Deze beide klachtonderdelen zijn derhalve ongegrond.

Conclusie

De klachtonderdelen a) en c) zijn gegrond, de overige klachtonderdelen ongegrond.

Maatregel

Verweerder kan worden verweten dat hij zijn rapport en de declaratie veel te laat bij de rechtbank heeft ingediend. Gelet op de zeer ruime overschrijding van de termijn door verweerder en het gebrek aan communicatie daarover met de rechtbank en partijen, vindt het college de maatregel van waarschuwing als zakelijke boodschap passend.

Kostenveroordeling

Met betrekking tot de gevraagde kostenveroordeling overweegt het college dat de rapportage te laat is ingediend, maar inhoudelijk wel aan de eisen voldoet. Het is aannemelijk dat klaagster door de te late indiening extra advocaatkosten heeft moeten maken, maar dit betreft schade die in deze tuchtprocedure niet voor vergoeding in aanmerking komt. De vastgestelde tekortkomingen zijn verder, bezien in het licht van de gehele klacht, niet van dien aard dat deze naar het oordeel van het college een kostenveroordeling rechtvaardigen.
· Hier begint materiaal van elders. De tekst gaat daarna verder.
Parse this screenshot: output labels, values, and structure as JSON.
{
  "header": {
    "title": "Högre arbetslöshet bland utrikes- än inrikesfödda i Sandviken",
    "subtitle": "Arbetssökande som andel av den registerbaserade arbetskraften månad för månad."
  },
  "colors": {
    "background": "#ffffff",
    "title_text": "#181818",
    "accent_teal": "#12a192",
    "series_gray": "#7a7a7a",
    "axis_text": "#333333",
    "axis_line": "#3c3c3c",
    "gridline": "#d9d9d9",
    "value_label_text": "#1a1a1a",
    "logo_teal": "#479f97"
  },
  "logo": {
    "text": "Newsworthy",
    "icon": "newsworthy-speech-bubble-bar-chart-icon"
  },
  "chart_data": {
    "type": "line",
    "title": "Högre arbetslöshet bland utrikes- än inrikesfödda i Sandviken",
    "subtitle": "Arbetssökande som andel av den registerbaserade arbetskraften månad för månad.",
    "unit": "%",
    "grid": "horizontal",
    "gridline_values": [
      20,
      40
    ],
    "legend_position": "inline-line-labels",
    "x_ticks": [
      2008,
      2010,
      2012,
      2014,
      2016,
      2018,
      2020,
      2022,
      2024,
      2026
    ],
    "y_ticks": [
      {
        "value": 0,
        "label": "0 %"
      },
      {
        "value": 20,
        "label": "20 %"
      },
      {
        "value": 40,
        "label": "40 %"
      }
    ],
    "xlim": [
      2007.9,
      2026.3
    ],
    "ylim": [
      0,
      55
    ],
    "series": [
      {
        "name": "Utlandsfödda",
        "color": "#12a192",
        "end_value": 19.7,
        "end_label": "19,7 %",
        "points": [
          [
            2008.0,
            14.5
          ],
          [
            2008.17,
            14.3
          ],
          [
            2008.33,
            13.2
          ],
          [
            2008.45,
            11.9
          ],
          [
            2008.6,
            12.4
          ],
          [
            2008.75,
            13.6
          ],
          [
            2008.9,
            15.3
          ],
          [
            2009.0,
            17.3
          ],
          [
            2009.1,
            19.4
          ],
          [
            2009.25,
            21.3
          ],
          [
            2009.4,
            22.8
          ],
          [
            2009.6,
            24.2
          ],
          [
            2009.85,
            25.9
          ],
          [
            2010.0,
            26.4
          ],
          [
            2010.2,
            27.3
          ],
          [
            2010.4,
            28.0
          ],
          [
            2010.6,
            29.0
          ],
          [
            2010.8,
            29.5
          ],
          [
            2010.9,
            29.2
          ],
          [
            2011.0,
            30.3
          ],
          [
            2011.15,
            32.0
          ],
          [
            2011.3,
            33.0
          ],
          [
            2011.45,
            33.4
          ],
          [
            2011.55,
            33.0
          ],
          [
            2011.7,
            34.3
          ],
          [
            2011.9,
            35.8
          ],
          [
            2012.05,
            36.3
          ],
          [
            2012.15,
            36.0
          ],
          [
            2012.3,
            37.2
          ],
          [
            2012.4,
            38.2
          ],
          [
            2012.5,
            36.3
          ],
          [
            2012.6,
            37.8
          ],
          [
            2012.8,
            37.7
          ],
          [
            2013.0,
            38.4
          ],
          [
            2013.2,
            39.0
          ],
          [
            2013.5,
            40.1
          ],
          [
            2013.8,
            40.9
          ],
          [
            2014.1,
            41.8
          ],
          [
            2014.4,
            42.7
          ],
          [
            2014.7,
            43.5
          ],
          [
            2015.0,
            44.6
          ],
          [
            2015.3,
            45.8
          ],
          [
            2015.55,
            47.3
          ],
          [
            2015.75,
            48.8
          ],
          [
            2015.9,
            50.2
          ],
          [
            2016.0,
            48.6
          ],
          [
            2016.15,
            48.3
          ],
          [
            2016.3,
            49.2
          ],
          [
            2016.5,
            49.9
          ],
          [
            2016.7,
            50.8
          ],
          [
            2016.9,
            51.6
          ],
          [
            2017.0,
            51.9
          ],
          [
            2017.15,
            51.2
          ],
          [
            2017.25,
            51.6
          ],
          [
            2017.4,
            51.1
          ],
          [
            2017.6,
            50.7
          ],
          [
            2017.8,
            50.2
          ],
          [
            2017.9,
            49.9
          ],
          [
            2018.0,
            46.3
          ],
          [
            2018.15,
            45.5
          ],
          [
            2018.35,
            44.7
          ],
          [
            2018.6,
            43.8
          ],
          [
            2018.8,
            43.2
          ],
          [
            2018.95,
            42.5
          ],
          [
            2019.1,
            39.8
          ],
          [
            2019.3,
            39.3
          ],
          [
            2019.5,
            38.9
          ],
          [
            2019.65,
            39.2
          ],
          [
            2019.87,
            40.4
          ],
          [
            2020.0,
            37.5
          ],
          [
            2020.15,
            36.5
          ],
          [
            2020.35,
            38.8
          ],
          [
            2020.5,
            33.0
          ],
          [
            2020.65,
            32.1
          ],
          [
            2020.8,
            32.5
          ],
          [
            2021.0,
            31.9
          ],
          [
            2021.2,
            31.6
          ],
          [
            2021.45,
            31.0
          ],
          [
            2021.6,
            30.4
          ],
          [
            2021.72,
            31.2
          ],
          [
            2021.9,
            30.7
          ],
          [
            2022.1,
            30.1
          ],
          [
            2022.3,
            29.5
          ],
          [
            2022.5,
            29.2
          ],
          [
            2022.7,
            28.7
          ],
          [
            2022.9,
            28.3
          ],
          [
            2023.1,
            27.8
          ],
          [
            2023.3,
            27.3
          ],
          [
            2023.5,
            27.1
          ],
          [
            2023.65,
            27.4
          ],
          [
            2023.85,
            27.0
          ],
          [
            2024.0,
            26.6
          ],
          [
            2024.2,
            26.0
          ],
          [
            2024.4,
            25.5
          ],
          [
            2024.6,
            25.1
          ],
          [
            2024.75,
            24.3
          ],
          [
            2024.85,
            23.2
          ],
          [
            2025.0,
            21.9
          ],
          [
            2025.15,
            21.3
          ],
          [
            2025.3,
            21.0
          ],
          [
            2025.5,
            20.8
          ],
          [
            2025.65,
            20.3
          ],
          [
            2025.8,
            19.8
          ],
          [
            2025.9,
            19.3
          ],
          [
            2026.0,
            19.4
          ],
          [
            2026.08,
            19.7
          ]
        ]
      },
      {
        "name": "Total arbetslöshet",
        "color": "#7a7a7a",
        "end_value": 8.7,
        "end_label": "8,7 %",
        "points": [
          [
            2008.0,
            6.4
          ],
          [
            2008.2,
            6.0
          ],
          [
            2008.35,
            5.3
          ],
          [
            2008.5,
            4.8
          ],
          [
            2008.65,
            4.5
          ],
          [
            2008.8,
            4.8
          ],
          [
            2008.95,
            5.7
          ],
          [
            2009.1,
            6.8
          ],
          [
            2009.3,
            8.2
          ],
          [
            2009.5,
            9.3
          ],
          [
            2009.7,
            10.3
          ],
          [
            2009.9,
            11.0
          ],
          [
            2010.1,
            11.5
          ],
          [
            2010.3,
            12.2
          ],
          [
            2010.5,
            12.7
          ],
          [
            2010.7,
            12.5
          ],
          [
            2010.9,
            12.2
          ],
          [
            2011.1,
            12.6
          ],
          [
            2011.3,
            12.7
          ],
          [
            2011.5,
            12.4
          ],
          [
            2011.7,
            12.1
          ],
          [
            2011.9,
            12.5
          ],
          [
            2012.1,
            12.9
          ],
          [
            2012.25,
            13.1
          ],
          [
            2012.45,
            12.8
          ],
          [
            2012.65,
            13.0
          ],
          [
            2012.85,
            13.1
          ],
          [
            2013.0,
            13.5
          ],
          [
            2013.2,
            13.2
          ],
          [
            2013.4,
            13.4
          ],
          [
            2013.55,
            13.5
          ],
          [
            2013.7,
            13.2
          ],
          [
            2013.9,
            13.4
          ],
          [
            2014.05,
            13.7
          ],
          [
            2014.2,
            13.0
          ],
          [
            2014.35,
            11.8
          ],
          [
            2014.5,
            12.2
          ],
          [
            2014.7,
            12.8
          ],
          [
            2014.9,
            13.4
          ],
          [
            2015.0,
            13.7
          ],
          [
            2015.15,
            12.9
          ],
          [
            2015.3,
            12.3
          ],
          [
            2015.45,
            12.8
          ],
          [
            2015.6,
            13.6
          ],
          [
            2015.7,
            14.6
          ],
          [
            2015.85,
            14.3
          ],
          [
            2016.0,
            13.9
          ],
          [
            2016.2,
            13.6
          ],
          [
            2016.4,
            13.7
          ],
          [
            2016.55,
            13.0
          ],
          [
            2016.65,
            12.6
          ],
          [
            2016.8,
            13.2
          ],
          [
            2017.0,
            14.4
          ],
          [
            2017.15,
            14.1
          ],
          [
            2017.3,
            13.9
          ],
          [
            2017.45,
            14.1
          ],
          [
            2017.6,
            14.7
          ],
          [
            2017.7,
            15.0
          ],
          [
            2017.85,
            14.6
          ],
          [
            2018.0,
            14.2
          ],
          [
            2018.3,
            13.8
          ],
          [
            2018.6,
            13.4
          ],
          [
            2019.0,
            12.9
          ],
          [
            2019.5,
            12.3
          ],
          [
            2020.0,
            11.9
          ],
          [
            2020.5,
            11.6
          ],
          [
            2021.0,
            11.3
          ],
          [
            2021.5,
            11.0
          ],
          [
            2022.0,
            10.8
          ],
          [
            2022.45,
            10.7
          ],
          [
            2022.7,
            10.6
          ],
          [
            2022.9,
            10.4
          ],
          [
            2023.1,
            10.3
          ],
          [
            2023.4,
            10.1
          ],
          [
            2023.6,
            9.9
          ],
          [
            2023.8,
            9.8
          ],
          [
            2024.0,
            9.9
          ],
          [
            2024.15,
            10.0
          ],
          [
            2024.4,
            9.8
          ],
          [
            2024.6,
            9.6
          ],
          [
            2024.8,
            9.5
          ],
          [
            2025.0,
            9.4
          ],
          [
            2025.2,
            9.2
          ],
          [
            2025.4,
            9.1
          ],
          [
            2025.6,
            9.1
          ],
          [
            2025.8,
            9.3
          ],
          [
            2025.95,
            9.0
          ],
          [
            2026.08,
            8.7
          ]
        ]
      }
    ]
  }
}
Het verzoek van klaagster tot veroordeling van verweerder in de kosten van deze procedure, inclusief de kosten van rechtsbijstand, wordt daarom afgewezen.

6. De beslissing

Het college:

-      verklaart de klacht gegrond voor wat betreft de klachtonderdelen a) en c);

-      legt verweerder hiervoor de maatregel van waarschuwing op;

-      verklaart de klacht voor het overige ongegrond.

Aldus beslist door N.B. Verkleij, voorzitter, P. Vlaardingerbroek, lid-jurist,

G.J.M. Akkersdijk, J.H. Wijsman en J.A. Grotenhuis, leden-beroepsgenoten, in aanwezigheid van S.S. van Gijn, secretaris, en uitgesproken op 13 januari 2021 in aanwezigheid van de secretaris.